8. Use Green Cleaning Products
Another important consideration for improving classroom air quality is avoiding exposure to harmful chemicals by replacing them with non-toxic green cleaning products whenever possible. Many pesticides and cleaning agents contain chemicals like VOCs, formaldehyde, arsenic, and benzene that can linger for years and harm students’ health. Everyday products, such as air fresheners, glue, paint, perfumes, and hairsprays, can also contribute to classroom indoor air pollution. These products can release volatile organic compounds (VOCs) into the air, which can have a negative impact on air quality.

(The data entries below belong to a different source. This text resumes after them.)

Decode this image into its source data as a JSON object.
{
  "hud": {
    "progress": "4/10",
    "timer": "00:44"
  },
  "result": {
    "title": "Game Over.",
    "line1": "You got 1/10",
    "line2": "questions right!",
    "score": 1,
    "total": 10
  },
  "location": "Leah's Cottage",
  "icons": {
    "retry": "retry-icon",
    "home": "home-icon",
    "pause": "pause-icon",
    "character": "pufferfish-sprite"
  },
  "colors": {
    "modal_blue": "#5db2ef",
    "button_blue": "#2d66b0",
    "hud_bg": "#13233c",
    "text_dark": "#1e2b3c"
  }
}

9. Get Air-filtering Indoor Plants
Another great way to improve air quality in classrooms is by incorporating indoor plants. We all know plants are natural air purifiers, converting carbon dioxide into oxygen. They also have the added benefit of creating a more visually appealing and calming environment. There are specific species that have been shown to remove harmful indoor air pollutants effectively. NASA conducted a study in the late 80s to discover which plants are most effective in toxin removal, and plants like Dracaena, Peace Lilies and Weeping Ficus made it to the list.
Still, relying on just a few houseplants to tackle high levels of CO2 is unrealistic. Certain indoor plants also require a lot of sunlight, which some classrooms may not have access to. Investing in improved ventilation or positive air pressure systems is a more practical solution.
Improving air quality in classrooms is essential for creating a safe and healthy learning environment for students and teachers for years to come. By evaluating your circumstances and implementing these proven strategies, educational facilities can take proactive steps to reduce the buildup of pollutants, improve the overall air quality, and create a more comfortable yet productive learning environment.